Absolutely. We don’t have a drummer, so as we arrange these songs we’re always thinking (about that). The drum machine became a big thing in the 80s. The other thing that’s interesting about the 80s though is when I grew up I came home from middle school and I’d turn on MTV and watch the videos. Every hair band had a virtuoso on guitar. Slash from Guns n Roses. Eddie Van Halen. So in bluegrass and acoustic music that concept is still a very important thing. Every bluegrass band has a shredder on their instrument. To me It’s a natural extension of the same thing that drove me as a kid to want to be like Slash or Joe Satriani or Kirk Hammett of Metallica. The same thing that pushed me to love that music is present in bluegrass, the celebration of virtuosity.

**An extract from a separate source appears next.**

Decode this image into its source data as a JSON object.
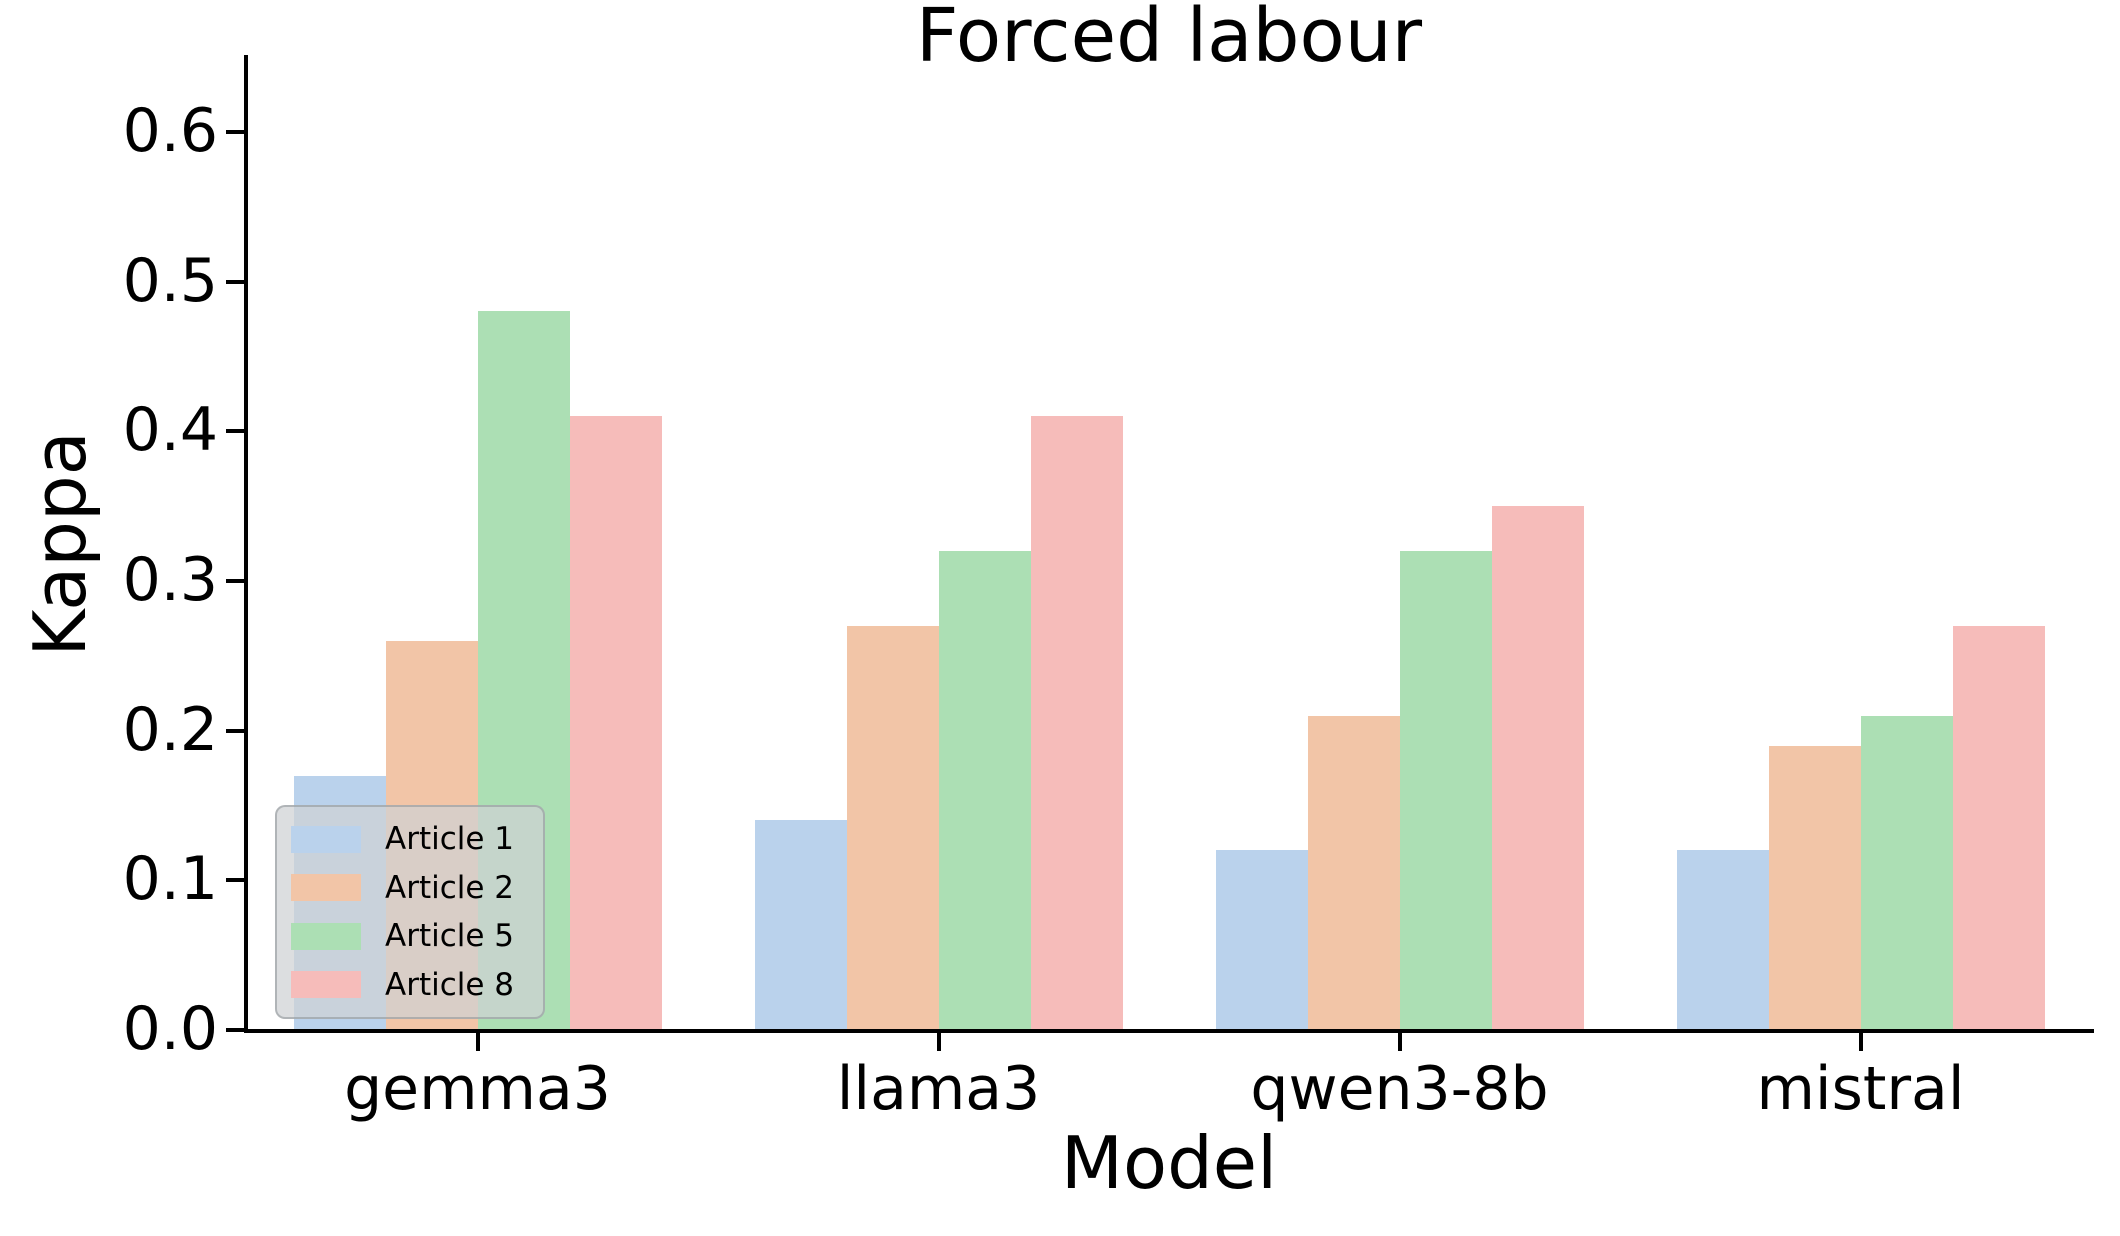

Tell me about choosing songs. Some of them are songs some people love to hate on. Do you stand by every one as well written, or do you choose some to be provocative?
Reception of the song is never a consideration. It’s usually do we like the song and enjoy playing it? I remember we did a Grateful Dead cover. And I didn’t have the Grateful Dead growing up as something I was aware of. But I do remember the 80s hit “Touch of Grey” which had a music video on MTV. When I brought it to the band, they said dude, that’s not one that the Dead fans really celebrate. So we picked it apart a little bit and rearranged it and reharmonized it and treated it like a jazz piece and it really worked. I dig it. I always loved the song. I think what we care about is does this stand up musically?

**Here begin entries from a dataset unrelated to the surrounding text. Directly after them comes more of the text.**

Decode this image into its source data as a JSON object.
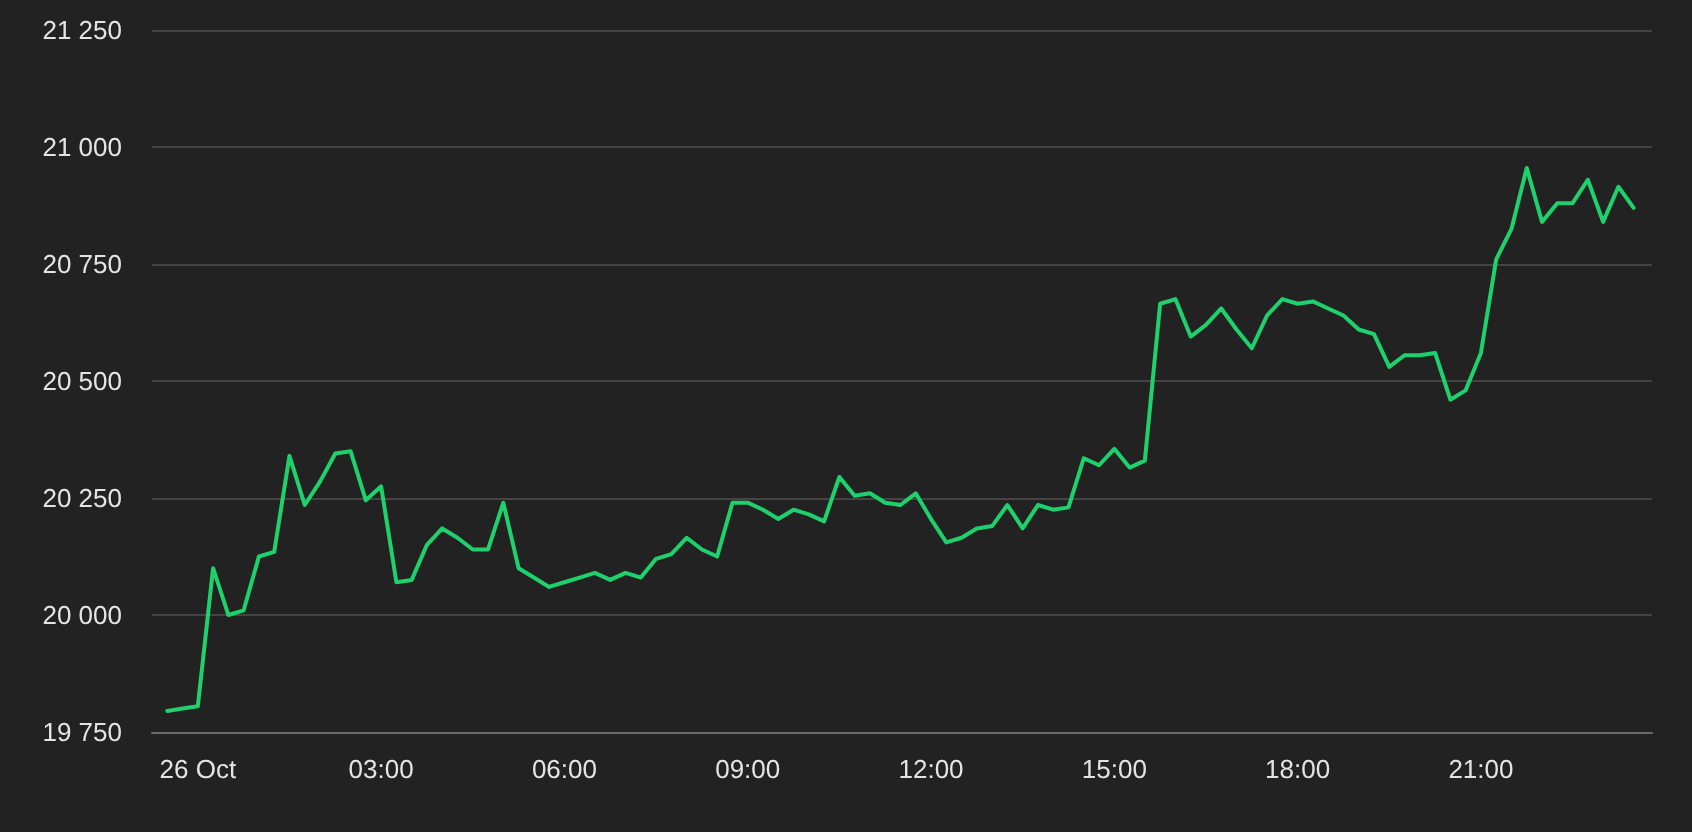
{
  "chart_data": {
    "type": "line",
    "color": "#1fd16c",
    "line_style": "solid",
    "grid": "y",
    "x": [
      -0.5,
      -0.25,
      0,
      0.25,
      0.5,
      0.75,
      1,
      1.25,
      1.5,
      1.75,
      2,
      2.25,
      2.5,
      2.75,
      3,
      3.25,
      3.5,
      3.75,
      4,
      4.25,
      4.5,
      4.75,
      5,
      5.25,
      5.5,
      5.75,
      6,
      6.25,
      6.5,
      6.75,
      7,
      7.25,
      7.5,
      7.75,
      8,
      8.25,
      8.5,
      8.75,
      9,
      9.25,
      9.5,
      9.75,
      10,
      10.25,
      10.5,
      10.75,
      11,
      11.25,
      11.5,
      11.75,
      12,
      12.25,
      12.5,
      12.75,
      13,
      13.25,
      13.5,
      13.75,
      14,
      14.25,
      14.5,
      14.75,
      15,
      15.25,
      15.5,
      15.75,
      16,
      16.25,
      16.5,
      16.75,
      17,
      17.25,
      17.5,
      17.75,
      18,
      18.25,
      18.5,
      18.75,
      19,
      19.25,
      19.5,
      19.75,
      20,
      20.25,
      20.5,
      20.75,
      21,
      21.25,
      21.5,
      21.75,
      22,
      22.25,
      22.5,
      22.75,
      23,
      23.25,
      23.5
    ],
    "values": [
      19795,
      19800,
      19805,
      20100,
      20000,
      20010,
      20125,
      20135,
      20340,
      20235,
      20285,
      20345,
      20350,
      20245,
      20275,
      20070,
      20075,
      20150,
      20185,
      20165,
      20140,
      20140,
      20240,
      20100,
      20080,
      20060,
      20070,
      20080,
      20090,
      20075,
      20090,
      20080,
      20120,
      20130,
      20165,
      20140,
      20125,
      20240,
      20240,
      20225,
      20205,
      20225,
      20215,
      20200,
      20295,
      20255,
      20260,
      20240,
      20235,
      20260,
      20205,
      20155,
      20165,
      20185,
      20190,
      20235,
      20185,
      20235,
      20225,
      20230,
      20335,
      20320,
      20355,
      20315,
      20330,
      20665,
      20675,
      20595,
      20620,
      20655,
      20610,
      20570,
      20640,
      20675,
      20665,
      20670,
      20655,
      20640,
      20610,
      20600,
      20530,
      20555,
      20555,
      20560,
      20460,
      20480,
      20560,
      20760,
      20825,
      20955,
      20840,
      20880,
      20880,
      20930,
      20840,
      20915,
      20870
    ],
    "xlim": [
      -0.75,
      23.8
    ],
    "xticks": [
      {
        "value": 0,
        "label": "26 Oct"
      },
      {
        "value": 3,
        "label": "03:00"
      },
      {
        "value": 6,
        "label": "06:00"
      },
      {
        "value": 9,
        "label": "09:00"
      },
      {
        "value": 12,
        "label": "12:00"
      },
      {
        "value": 15,
        "label": "15:00"
      },
      {
        "value": 18,
        "label": "18:00"
      },
      {
        "value": 21,
        "label": "21:00"
      }
    ],
    "ylim": [
      19750,
      21250
    ],
    "yticks": [
      {
        "value": 19750,
        "label": "19 750"
      },
      {
        "value": 20000,
        "label": "20 000"
      },
      {
        "value": 20250,
        "label": "20 250"
      },
      {
        "value": 20500,
        "label": "20 500"
      },
      {
        "value": 20750,
        "label": "20 750"
      },
      {
        "value": 21000,
        "label": "21 000"
      },
      {
        "value": 21250,
        "label": "21 250"
      }
    ]
  }
}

What were some of the hardest songs to arrange?
One of the toughest songs was “Islands In The Stream” believe it or not. Because there’s not a lot that happens instrumentally. It’s about the (vocal) duet. And the thing that really made it work was digging in to the original. The Kenny Rogers album was produced by Barry Gibb. It’s a Bee Gees song. And on deeper listening, there are horn parts in the background and Barry Gibb sings this crazy high harmony part above Dolly Parton. You usually think it’s a duet, but it’s a trio! So once I dug into it I sang above Lauren Balthrop who sings Dolly’s part. It was a challenge. And we got some great players to do some of the horn parts, and it came alive for us.
Nostalgia is a huge part of how pop music is promoted and described in the culture. What do you guys think about how nostalgia is used or misused?
You see it across all popular culture. There are remakes of old movies. And there seems like a lack of people out on the forefront creating new stuff, at least stuff that’s making it past the filters to larger audiences. I think that made the difference in the old days. Bands like Devo were presented to the whole world by the tastemakers. And now it seems like the tastemakers have awful taste (laughs)! But I think in the Americana world, there are people who are definitely stuck in, you know, 1950s. If it’s not Bill Monroe or Flatt & Scruggs, it ain’t bluegrass. And we’ve gotten that critique. Nostalgia plays a big role for me. I want to feel those feelings. So I hope we’re going to be a band that writes music (as well). We’ve all done a lot of projects as songwriters. I’d like to apply our musicianship to some of that looking forward in addition to celebrating this music that we love.